Muitos acreditavam na unidade das espécies humanas, mas alguns acreditavam que Deus havia criado espécies humanas separadas. Neste esquema, os europeus brancos eram descritos como próximos aos anjos, enquanto africanos negros e aborígenes estavam mais próximos aos macacos.
Muitos cientistas do século XVIII tentaram atacar o modelo criacionista. Mas, ao fazê-lo, acabaram dando mais poder para o xingamento de macaco.
No meio do século XVIII, o grande naturalista francês, matemático e cosmólogo Comte de Buffon (Georges-Luis Leclerc, 1707-1788) deu continuidade à ideia de que todas as espécies de animais descendiam de um pequeno número de tipos gerados espontaneamente.
Espécies felinas, por exemplo, supostamente descendiam de um único ancestral gato. Ao migrarem do seu ponto de geração espontânea, os gatos degeneraram em diferentes espécies sob influência do clima.
Em 1770, o cientista holandês Petrus Camper (1722-1789) pegou o modelo de Buffon e aplicou-o ao homem. Para Camper, o homem original era o grego antigo.

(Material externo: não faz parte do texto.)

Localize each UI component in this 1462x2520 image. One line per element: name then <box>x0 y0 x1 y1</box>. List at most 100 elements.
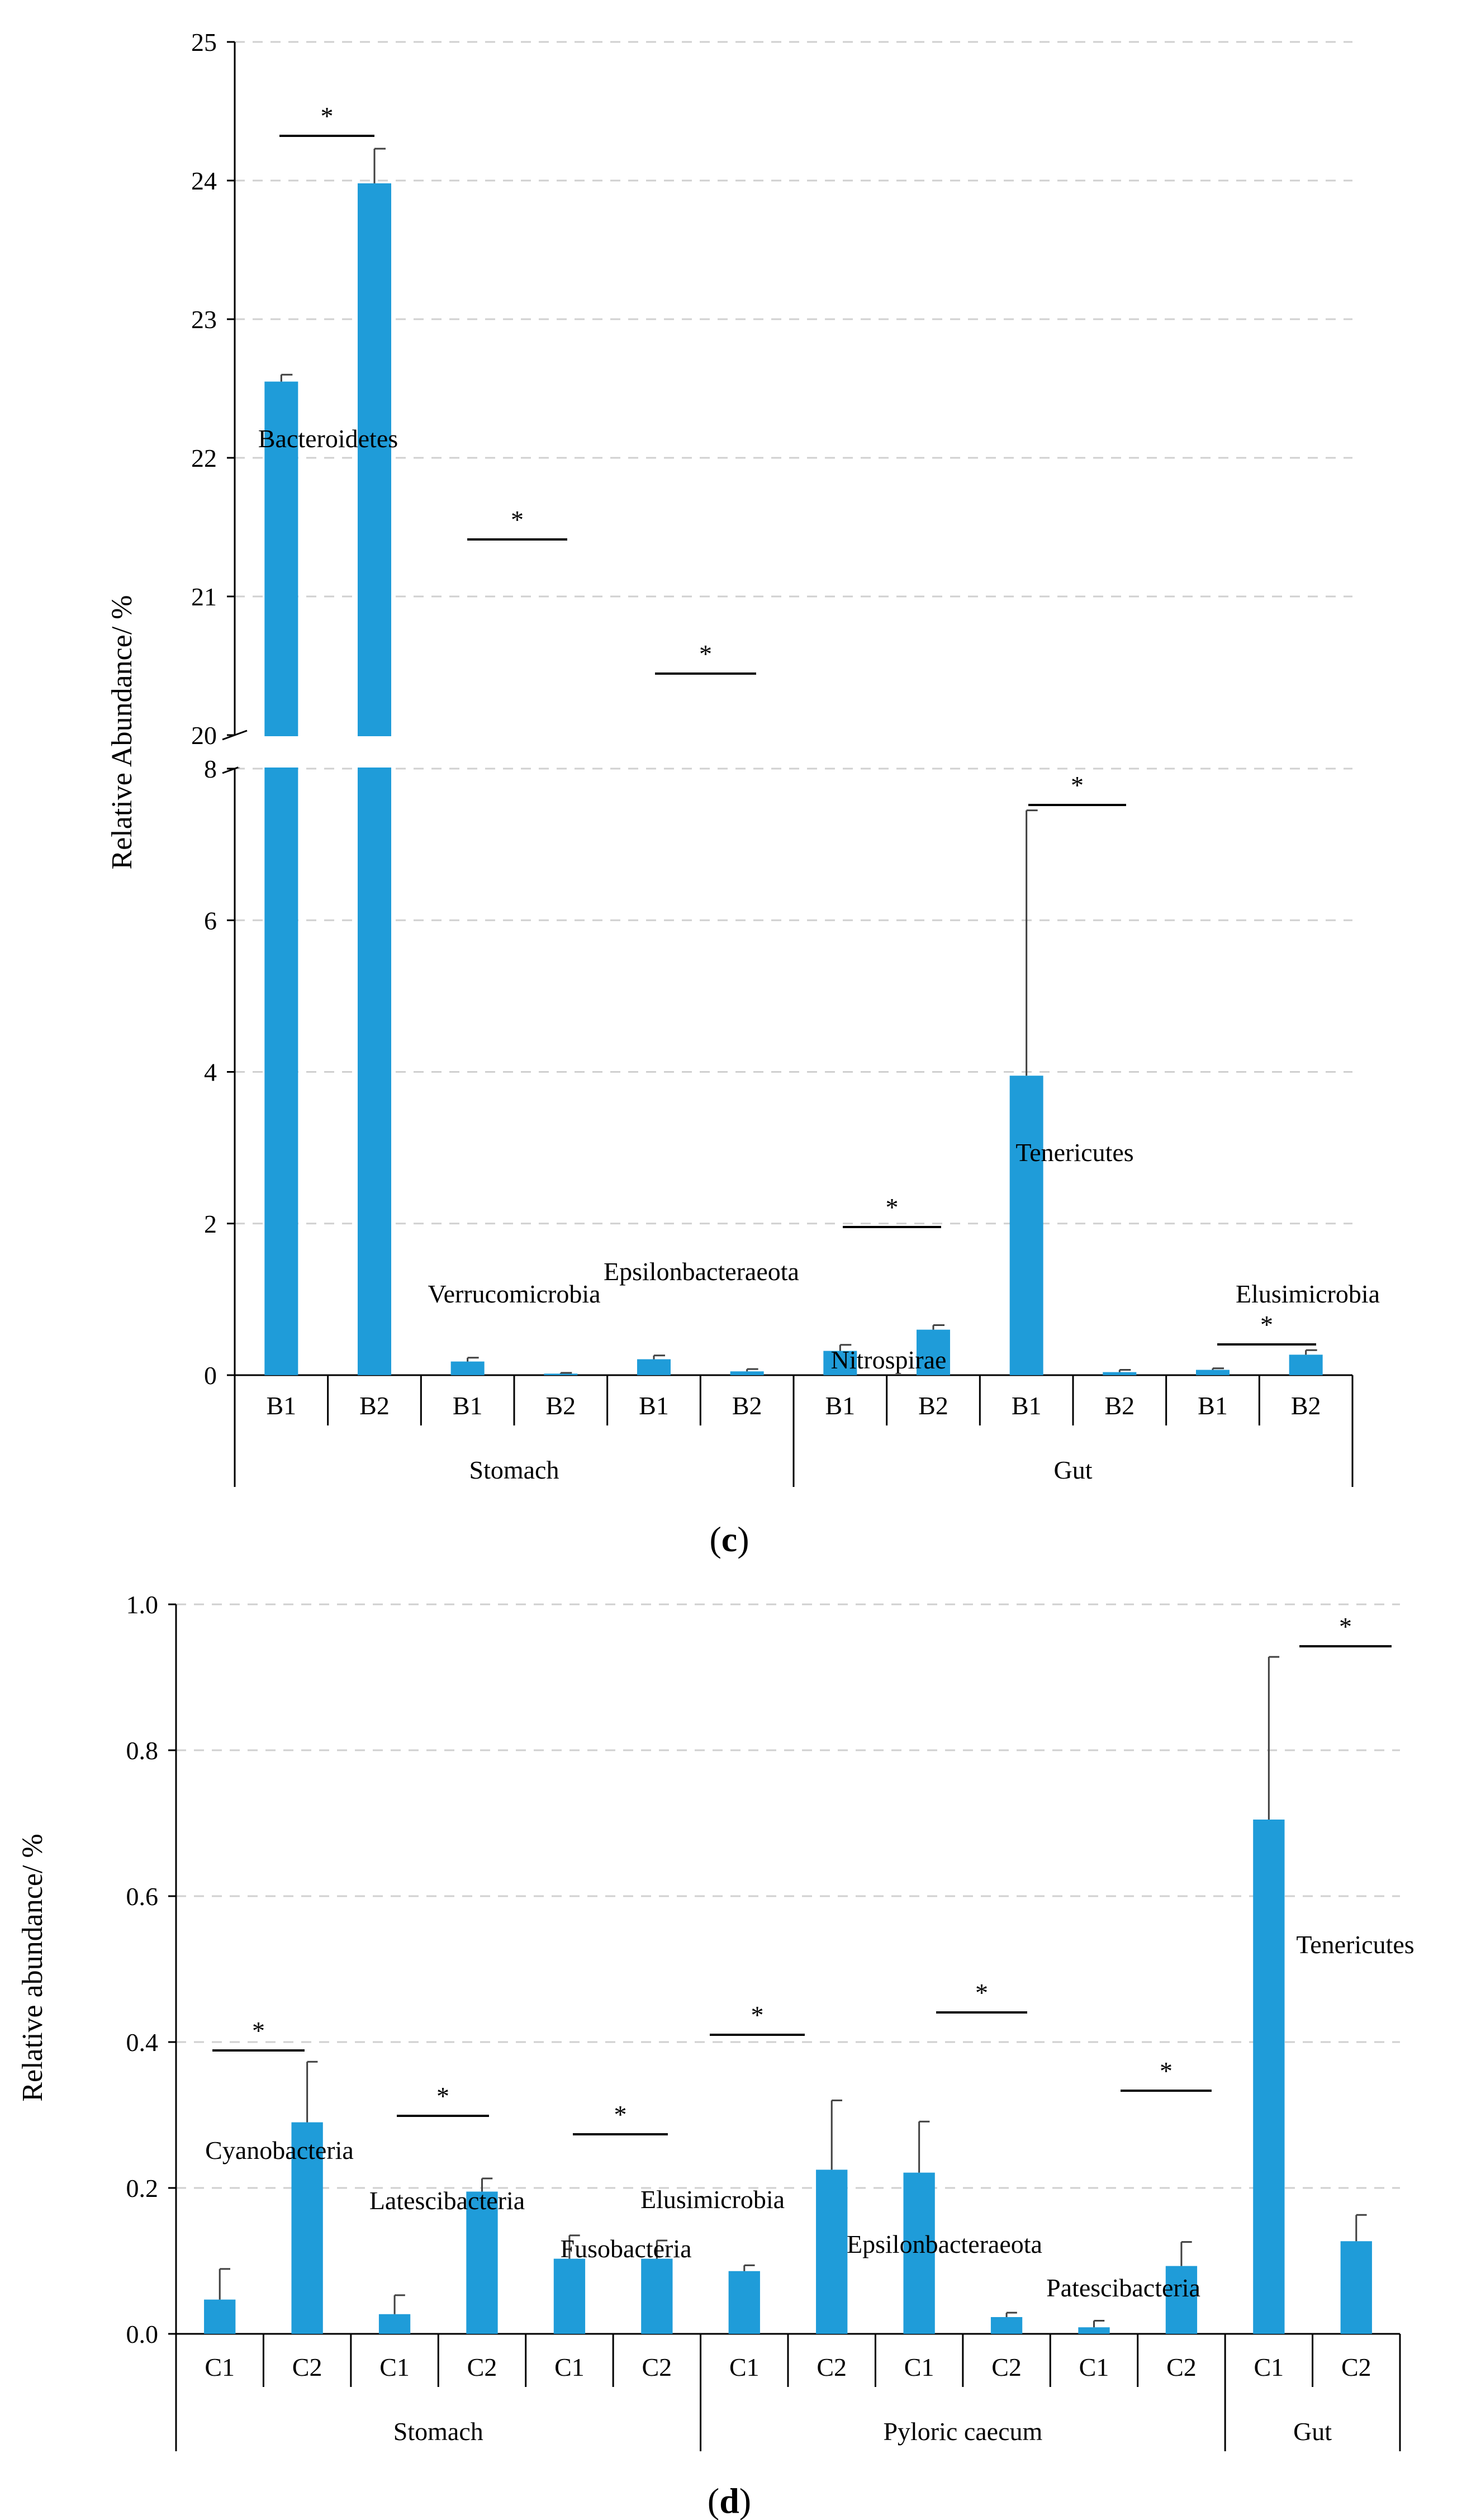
significance-star: * <box>1071 771 1084 799</box>
y-tick-label: 0.8 <box>126 1736 159 1765</box>
y-tick-label: 6 <box>204 906 217 935</box>
y-axis-title: Relative Abundance/ % <box>106 595 138 870</box>
significance-star: * <box>751 2001 764 2029</box>
significance-star: * <box>1339 1612 1352 1641</box>
bar <box>816 2170 848 2334</box>
phylum-label: Latescibacteria <box>369 2186 525 2215</box>
y-tick-label: 0.6 <box>126 1882 159 1911</box>
bar <box>204 2299 236 2334</box>
x-category-label: B1 <box>825 1391 855 1420</box>
x-category-label: B2 <box>1104 1391 1135 1420</box>
phylum-label: Elusimicrobia <box>640 2185 785 2214</box>
significance-star: * <box>252 2016 265 2045</box>
bar <box>1196 1370 1230 1375</box>
panel-label: (d) <box>708 2481 751 2520</box>
y-tick-label: 1.0 <box>126 1590 159 1619</box>
x-category-label: B2 <box>1291 1391 1321 1420</box>
bar <box>903 2172 935 2334</box>
y-tick-label: 20 <box>191 721 217 750</box>
y-tick-label: 25 <box>191 28 217 56</box>
x-category-label: C2 <box>817 2353 847 2381</box>
y-tick-label: 0.4 <box>126 2028 159 2057</box>
bar <box>1253 1819 1285 2334</box>
y-tick-label: 23 <box>191 305 217 334</box>
x-category-label: C1 <box>554 2353 585 2381</box>
significance-star: * <box>614 2100 627 2129</box>
panel-letter: c <box>721 1519 737 1559</box>
x-category-label: B1 <box>453 1391 483 1420</box>
bar <box>544 1373 578 1375</box>
axis-break-gap <box>238 736 1356 768</box>
significance-star: * <box>699 640 712 668</box>
significance-star: * <box>511 505 524 534</box>
bar <box>1165 2266 1198 2334</box>
significance-star: * <box>975 1978 988 2007</box>
phylum-label: Verrucomicrobia <box>428 1280 600 1308</box>
x-category-label: C1 <box>379 2353 410 2381</box>
bar <box>637 1359 671 1375</box>
axis-break-mark <box>222 730 248 741</box>
x-category-label: B2 <box>359 1391 390 1420</box>
bar <box>358 183 391 1376</box>
bar <box>1289 1354 1323 1375</box>
bar <box>1078 2327 1110 2334</box>
x-category-label: B2 <box>732 1391 762 1420</box>
chart-panel-d: 0.0 0.2 0.4 0.6 0.8 1.0 Relative abundance/ % C… <box>17 1590 1414 2520</box>
phylum-label: Tenericutes <box>1296 1930 1414 1959</box>
x-category-label: C2 <box>292 2353 322 2381</box>
y-axis-title: Relative abundance/ % <box>17 1834 49 2101</box>
bar <box>641 2258 673 2334</box>
bar <box>917 1329 950 1375</box>
y-tick-label: 24 <box>191 167 217 195</box>
bar <box>264 381 298 1375</box>
x-category-label: B2 <box>918 1391 948 1420</box>
bar <box>1340 2241 1372 2334</box>
phylum-label: Epsilonbacteraeota <box>847 2230 1042 2258</box>
phylum-label: Tenericutes <box>1015 1138 1133 1167</box>
bar <box>823 1351 857 1375</box>
y-tick-label: 8 <box>204 755 217 783</box>
significance-star: * <box>886 1193 899 1221</box>
phylum-label: Patescibacteria <box>1046 2273 1200 2302</box>
bar <box>450 1361 485 1375</box>
x-category-label: B1 <box>1198 1391 1228 1420</box>
x-category-label: B1 <box>1012 1391 1042 1420</box>
y-tick-label: 0 <box>204 1361 217 1390</box>
x-category-label: C1 <box>729 2353 760 2381</box>
bar <box>1103 1372 1137 1375</box>
bar <box>990 2317 1023 2334</box>
x-category-label: B1 <box>266 1391 296 1420</box>
y-tick-label: 0.0 <box>126 2320 159 2348</box>
significance-star: * <box>321 102 334 130</box>
x-group-label: Stomach <box>469 1456 559 1484</box>
x-category-label: C1 <box>205 2353 235 2381</box>
y-tick-label: 2 <box>204 1210 217 1238</box>
panel-letter: d <box>719 2481 739 2520</box>
x-group-label: Gut <box>1054 1456 1093 1484</box>
significance-star: * <box>1260 1310 1273 1339</box>
panel-paren: ( <box>709 1519 721 1559</box>
x-group-label: Gut <box>1293 2417 1332 2446</box>
panel-label: (c) <box>709 1519 749 1559</box>
x-category-label: B2 <box>545 1391 576 1420</box>
phylum-label: Bacteroidetes <box>258 424 398 453</box>
y-tick-label: 21 <box>191 582 217 611</box>
significance-star: * <box>436 2082 449 2110</box>
phylum-label: Nitrospirae <box>831 1346 947 1374</box>
bar <box>728 2271 760 2334</box>
x-group-label: Stomach <box>393 2417 483 2446</box>
bar <box>553 2258 586 2334</box>
panel-paren: ) <box>739 2481 751 2520</box>
y-tick-label: 22 <box>191 444 217 472</box>
bar <box>291 2122 323 2334</box>
phylum-label: Epsilonbacteraeota <box>604 1257 799 1286</box>
phylum-label: Elusimicrobia <box>1236 1280 1380 1308</box>
phylum-label: Cyanobacteria <box>205 2136 354 2164</box>
panel-paren: ) <box>737 1519 749 1559</box>
x-category-label: C1 <box>1079 2353 1109 2381</box>
panel-paren: ( <box>708 2481 719 2520</box>
bar <box>466 2191 498 2334</box>
x-category-label: C2 <box>1166 2353 1197 2381</box>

À medida que este homem original se moveu do seu ponto de criação ao redor do mundo, ele também degenerou sob influência do clima.
Na visão de Camper, macacos, símios e orangotangos, eram todos versões degeneradas do homem original. Então, em 1809, o ancestral intelectual de Darwin, Lamarck (Jean-Baptiste Pierre Antoine de Monet, Chevalier de Lamarck, 1744-1829) propôs um modelo de evolução que via todos os organismos como descendentes de um único ponto de criação espontânea.
Larvas evoluíram em peixes, peixes em mamíferos e mamíferos em homens. Isto aconteceu não através da seleção darwinista, mas através de uma força vital interna que levava organismos simples a se tornarem mais complexos, trabalhando em combinação com a influência do meio ambiente.
Deste ponto de vista, humanos não compartilhavam um ancestral comum com macacos; eles eram descendentes diretos deles. E africanos então se tornaram a ligação entre macacos e europeus. A imagem popular comumente associada com a evolução darwinista da transformação de estágios do macaco ao homem deveria ser propriamente chamada de lamarckiana.

O poder do racismo
Cada uma dessas maneiras de pensar o relacionamento entre humanos e macacos reforçou a conexão feita por europeus entre africanos e macacos. E fazendo parecer que pessoas de origem não-europeia eram mais como macacos do que como humanos, estas diferentes teorias foram usadas para justificar a escravidão nas fazendas das Américas e o colonialismo no resto do mundo.
Todas estas diferentes teorias científicas e religiosas trabalharam na mesma direção: para reforçar o direito europeu de controlar grandes porções do mundo.
O xingamento de macaco, na verdade, tem a ver com a maneira com a qual os europeus, eles mesmos, se diferenciaram, biológica e culturalmente, em um esforço de manter superioridade sobre outros povos.
A coisa importante a se lembrar é que aqueles “outros” povos estão muito mais cientes daquela história do que os europeus brancos. Invocar a imagem de um macaco é utilizar o poder que levou à desapropriação indígena e a outros legados do colonialismo.
Claramente, o sistema educacional não faz o bastante para nos educar sobre ciência ou história da humanidade. Por que se fizesse, nós veríamos o desaparecimento do xingamento de macaco.